Si tratta, osserva la commissione, di deroghe che – contenute in norme messe a punto per fronteggiare il coronavirus e in indicazioni del ministero dell’Ambiente alle Regioni – “possono portare a un aumento delle quantità presenti negli impianti con possibili conseguenti irregolarità”.

Il risultato è una disciplina regolatoria non uniforme su tutto il territorio nazionale che ha suscitato qualche perplessità sin dalla fase iniziale e qualche incertezza negli operatori.

Oggi, in alcune Regioni, la capacità di stoccaggio può essere aumentata nel limite massimo del 50%, in altre del 20% o del 30%. Le indicazioni ministeriali hanno anche favorito l’adozione di ordinanze regionali volte ad incrementare la durata del deposito dei rifiuti urbani presso i centri di raccolta, nonché ad autorizzare gli impianti di incenerimento a raggiungere la capacità termica massima valutata in sede di autorizzazione. La deroga e la modifica alle autorizzazioni e la Scia come disciplina derogatoria generale e non limitata ad alcune categorie di rifiuti, sono un “combinato disposto” che potrebbe “favorire fenomeni di gestione illegale”, tenendo anche presente le “aziende del settore in situazioni di difficoltà”.

Basta emergenza, un nuovo scenario

Cambia lo scenario. Si apre la fase post-emergenza da Covid-19 anche per i rifiuti. In questo momento, bisogna capire come avere un approccio strutturale alla gestione e fare in modo che l’emergenza non sia tale per sempre.

Questo il motivo che ha spinto il ministro dell’Ambiente Sergio Costa ad aprire un tavolo, tenendo insieme l’Istituto superiore per la protezione ambientale (Ispra), l’Istituto superiore di sanità (Iss) e gli operatori del settore. “Adesso – osserva Costa – è il momento di strutturare diversamente l’intervento, sia a livello governativo che a livello parlamentare. Oggi in una fase post-Covid cambia lo scenario. Per questo abbiamo aperto un tavolo al ministero, sull’analisi del flusso dei rifiuti” perché cerchiamo di capire come “il sistema abbia tenuto durante la fase emergenziale e come si stia orientando adesso”, e “ci preoccupiamo che la situazione emergenziale non rimanga” tale “per sempre”.

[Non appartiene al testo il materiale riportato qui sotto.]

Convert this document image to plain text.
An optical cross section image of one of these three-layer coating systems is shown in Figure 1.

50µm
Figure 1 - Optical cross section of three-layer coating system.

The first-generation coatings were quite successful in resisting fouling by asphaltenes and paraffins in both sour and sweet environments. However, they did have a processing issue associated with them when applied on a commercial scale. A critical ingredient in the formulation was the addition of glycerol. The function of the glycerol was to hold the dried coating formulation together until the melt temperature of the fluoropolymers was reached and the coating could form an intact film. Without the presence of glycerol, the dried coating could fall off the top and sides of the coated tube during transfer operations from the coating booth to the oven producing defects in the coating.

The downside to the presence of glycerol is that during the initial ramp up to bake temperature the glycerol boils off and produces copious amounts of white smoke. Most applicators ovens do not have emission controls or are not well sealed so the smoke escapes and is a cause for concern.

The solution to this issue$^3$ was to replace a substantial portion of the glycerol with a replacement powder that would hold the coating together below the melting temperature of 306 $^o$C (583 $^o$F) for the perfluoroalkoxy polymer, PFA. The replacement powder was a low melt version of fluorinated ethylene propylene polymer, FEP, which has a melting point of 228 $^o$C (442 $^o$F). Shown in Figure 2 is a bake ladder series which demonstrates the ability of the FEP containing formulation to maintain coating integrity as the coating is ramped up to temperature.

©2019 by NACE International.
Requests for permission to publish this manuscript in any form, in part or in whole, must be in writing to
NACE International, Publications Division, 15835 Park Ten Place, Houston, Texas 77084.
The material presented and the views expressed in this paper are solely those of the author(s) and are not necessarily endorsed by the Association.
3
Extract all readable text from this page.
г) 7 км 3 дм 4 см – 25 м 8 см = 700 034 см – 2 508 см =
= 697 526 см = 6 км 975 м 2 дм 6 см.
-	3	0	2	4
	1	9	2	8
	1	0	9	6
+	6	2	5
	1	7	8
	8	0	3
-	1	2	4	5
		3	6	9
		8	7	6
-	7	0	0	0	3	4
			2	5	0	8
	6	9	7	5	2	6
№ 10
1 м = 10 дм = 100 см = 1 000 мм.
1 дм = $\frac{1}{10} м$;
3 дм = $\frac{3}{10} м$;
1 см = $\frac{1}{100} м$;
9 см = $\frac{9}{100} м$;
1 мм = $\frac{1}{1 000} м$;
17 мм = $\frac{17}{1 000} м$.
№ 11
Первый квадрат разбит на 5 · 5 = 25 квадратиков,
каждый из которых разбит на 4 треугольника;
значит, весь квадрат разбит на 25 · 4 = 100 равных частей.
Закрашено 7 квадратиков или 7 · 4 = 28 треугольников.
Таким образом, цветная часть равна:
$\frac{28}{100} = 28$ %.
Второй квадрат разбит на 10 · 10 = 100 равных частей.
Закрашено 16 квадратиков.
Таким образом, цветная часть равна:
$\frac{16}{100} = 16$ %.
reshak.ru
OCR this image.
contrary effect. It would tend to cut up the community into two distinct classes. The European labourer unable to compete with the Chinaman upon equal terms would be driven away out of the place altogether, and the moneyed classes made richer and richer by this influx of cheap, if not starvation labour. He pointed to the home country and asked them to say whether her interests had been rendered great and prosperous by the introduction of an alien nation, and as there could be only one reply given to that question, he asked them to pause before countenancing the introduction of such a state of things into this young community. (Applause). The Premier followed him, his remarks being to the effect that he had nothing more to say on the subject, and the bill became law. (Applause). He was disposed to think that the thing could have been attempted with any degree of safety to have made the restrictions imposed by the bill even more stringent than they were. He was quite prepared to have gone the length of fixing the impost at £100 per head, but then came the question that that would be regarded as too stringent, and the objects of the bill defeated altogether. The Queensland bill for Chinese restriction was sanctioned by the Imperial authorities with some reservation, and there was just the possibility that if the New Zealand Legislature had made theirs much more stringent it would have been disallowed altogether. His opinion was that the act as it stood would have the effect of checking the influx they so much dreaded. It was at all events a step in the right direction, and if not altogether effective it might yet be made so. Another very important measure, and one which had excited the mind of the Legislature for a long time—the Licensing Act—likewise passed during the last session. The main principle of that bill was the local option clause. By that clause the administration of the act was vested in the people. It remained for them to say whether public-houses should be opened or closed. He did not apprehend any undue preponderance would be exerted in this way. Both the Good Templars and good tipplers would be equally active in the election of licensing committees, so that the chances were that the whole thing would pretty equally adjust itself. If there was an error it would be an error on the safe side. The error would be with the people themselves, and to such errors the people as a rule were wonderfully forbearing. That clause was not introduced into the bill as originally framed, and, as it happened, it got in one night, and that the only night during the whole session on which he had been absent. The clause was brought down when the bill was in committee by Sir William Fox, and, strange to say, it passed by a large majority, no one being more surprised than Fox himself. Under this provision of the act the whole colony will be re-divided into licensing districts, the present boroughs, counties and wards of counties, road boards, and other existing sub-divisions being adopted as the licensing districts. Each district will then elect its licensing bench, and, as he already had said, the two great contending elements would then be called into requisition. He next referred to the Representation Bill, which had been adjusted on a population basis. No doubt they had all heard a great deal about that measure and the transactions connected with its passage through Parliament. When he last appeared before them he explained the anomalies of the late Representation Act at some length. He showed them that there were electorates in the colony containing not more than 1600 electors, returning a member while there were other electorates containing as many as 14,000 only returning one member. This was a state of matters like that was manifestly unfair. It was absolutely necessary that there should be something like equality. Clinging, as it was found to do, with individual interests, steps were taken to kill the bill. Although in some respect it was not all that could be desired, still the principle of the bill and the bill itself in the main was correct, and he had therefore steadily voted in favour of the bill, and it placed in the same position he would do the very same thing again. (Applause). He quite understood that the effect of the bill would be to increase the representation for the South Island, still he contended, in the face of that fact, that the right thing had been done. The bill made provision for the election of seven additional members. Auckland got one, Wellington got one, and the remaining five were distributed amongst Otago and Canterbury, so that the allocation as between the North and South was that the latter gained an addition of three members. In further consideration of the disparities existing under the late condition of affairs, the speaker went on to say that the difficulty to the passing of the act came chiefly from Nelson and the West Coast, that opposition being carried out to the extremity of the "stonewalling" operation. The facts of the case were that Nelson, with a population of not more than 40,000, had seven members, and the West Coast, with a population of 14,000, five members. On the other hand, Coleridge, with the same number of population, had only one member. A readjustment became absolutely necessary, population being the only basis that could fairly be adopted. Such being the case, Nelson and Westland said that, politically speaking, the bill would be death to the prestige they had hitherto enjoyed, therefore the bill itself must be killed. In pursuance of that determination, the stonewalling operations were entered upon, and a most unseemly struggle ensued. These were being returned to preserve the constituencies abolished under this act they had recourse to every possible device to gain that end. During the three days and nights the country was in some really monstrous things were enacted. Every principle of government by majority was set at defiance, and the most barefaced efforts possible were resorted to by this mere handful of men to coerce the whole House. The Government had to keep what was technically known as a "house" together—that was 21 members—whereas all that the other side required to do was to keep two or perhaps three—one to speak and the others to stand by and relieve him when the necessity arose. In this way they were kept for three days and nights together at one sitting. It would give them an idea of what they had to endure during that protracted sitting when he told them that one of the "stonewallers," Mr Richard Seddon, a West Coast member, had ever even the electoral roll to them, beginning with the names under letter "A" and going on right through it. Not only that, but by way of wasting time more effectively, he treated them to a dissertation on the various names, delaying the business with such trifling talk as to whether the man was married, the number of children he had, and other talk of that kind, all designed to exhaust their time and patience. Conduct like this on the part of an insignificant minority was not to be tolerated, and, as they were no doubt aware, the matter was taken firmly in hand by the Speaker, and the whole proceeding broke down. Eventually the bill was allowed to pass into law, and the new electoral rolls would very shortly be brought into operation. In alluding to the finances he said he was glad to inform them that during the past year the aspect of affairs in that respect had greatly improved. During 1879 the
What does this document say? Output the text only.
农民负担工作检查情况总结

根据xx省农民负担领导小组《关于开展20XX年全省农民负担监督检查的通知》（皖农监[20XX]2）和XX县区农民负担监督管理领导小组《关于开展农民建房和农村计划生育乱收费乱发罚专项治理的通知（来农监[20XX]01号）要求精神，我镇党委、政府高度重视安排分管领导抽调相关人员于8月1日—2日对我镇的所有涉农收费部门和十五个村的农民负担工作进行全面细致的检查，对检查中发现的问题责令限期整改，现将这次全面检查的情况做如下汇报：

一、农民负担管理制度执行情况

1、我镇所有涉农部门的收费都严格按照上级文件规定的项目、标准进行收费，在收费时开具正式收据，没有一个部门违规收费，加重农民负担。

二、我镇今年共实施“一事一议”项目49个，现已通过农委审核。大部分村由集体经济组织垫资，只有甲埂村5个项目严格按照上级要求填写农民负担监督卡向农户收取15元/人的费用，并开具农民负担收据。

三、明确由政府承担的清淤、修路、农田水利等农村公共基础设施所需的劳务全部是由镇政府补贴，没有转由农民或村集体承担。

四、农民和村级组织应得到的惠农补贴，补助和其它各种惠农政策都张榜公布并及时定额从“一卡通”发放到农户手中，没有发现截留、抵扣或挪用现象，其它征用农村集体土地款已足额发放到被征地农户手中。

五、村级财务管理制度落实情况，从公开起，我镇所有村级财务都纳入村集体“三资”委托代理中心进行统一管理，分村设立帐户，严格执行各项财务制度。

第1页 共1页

Secondo il viceministro alla Salute Pierpaolo Sileri “il nostro sistema ha retto, e lo ha fatto bene; non ci sono stati picchi di contagio tra gli operatori, e il servizio non è stato interrotto. Le Linee guida dell’Iss sono state importanti per gestire una mole di materiale che via via è aumentato. Ma la sfida che abbiamo davanti è ancora più lunga. L’emergenza è passata, ora ci troviamo in fase di urgenza; dinnanzi abbiamo moltissimi altri mesi di materiale consumabile che dovrà essere smaltito in maniera adeguata”.

Le raccomandazioni della commissione

Nella parte finale la relazione offre alcune indicazioni come per esempio rispettare i principi nazionali ed europei in materia di economia circolare e degli obiettivi in questo campo; affrontare il tema dell’end of waste sistematicamente, rapidamente e con uno sguardo al futuro; considerare l’impatto economico dell’emergenza sulle tariffe e sugli introiti delle imprese e degli enti pubblici con particolare riguardo alla sospensione della riscossione della Tari. Inoltre viene chiesto di investire in ricerca e tecnologica per l’uso di Dpi, sia per quanto riguarda la raccolta e il trattamento sia per lo sviluppo di nuovi materiali più sostenibili. E in particolare suggerisce di superare le norme derogatorie statali e le ordinanze derogatorie regionali; ponderare e compensare l’accoglimento di istanze di semplificazione in materia di regolazione ambientale con una adeguata pianificazione di controlli; razionalizzare l’intervento pubblico sul fronte dei controlli ambientali, coordinando le azioni in tal senso di agenzie di controllo ambientale.